A topic file is consisted of multiple topics. The function `parse_topic_file` is gererated to parse a total topic file. In this function, the function of `parse_one_topic` will be used to parse each topic. The `parse_topic_file` function will loop all the topic in a topic xml file and parse each topic into a string and return the final string.

In [31]:
def parse_topic_file(file_path):
    """
    parse a topic file into a string.
    use function 'parse_one_topic()' to parse every topic in the topic file
    
    Arguments:
    file_path -- path of a topic file. eg. "./topics/ES2002a.topic.xml"
    
    Return:
    txt -- a tring of all words in the topic file
    """
    xml_soup = bsoup(open(file_path), 'lxml')
    topics = xml_soup.html.body.next.find_all('topic', recursive=False)
    txt = ''
    for i in topics:
        words_field = i.find_all('nite:child', href=True)  
        txt = txt + parse_one_topic(words_field)
    return txt

### - Write string into text file
Each file will be parsed into a tring, the next step is to write the string into a text file. The function `output_text` do this task with the two parameters: the text string and the destination stored file name and its path.

In [32]:
def output_text(string, file_path):
    """
    Write the string into a text file with defined path.
    
    Arguments:
    string -- input string which need to be write into text file
    file_path -- the path of the text to write
    
    Return:
    None
    """
    text_file = open(file_path, 'w')
    text_file.write(string)
    text_file.close()
    

* Retrieval all the topic.xml files in pre-defined directory `txt_path`.
* Parse each topic.xml file into a string variable with the previous function: `parse_topic_file`.
* Write parsed string into a text file with function `output_text`.
* Destination file name is extracted by regular expression to extract from corresponding topic xml file and add `.txt`

In [33]:
for tfile in os.listdir(topic_xml):
    tfile_path = os.path.join(topic_xml, tfile)
    if os.path.isfile(tfile_path) and tfile_path.endswith('.xml'):
        txt = parse_topic_file(tfile_path)
        txt_file = re.search(r'(.+?)\.topic', tfile).group(1) + '.txt'  # generate text file name
        tx_path = os.path.join(txt_path, txt_file)  # generate a text file path to write in
        output_text(txt, tx_path)
        

## Summary
* In total, we can make words file and segement file together as a hash table and then, word in topic will be searched through its ID in generated hash table and get the final result.
* We only select the topics of the first level of the topic file and the inside topic tag will not be considered.
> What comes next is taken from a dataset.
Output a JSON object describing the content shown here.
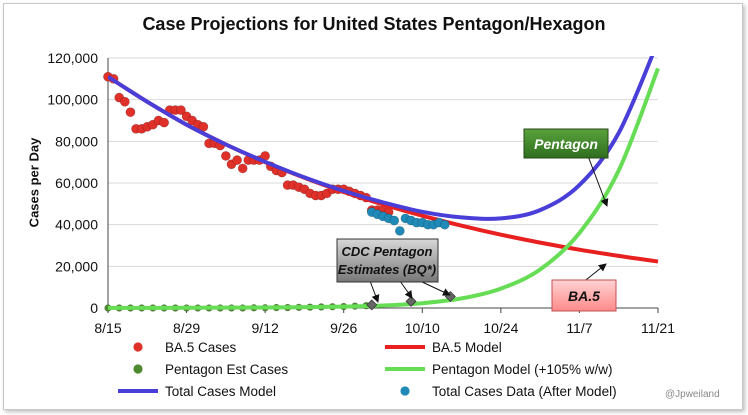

Inside each topic, we only need to select the contains of tag `<nite:child >`. To select the first level topic contians:
    ``` python
        xml_soup.html.body.next.find_all('topic', recursive=False)
    ```
    This function defines the recursive is False which means there is no recursive. `xml_soup` is the xml file readed by beautifulsoup. This function only select the contains in first level topic tag.
* We should conform that a paragraph is defined by the segments and each `<nite:child >` in each topic file. Then, comform that there is only one `\n` between two words.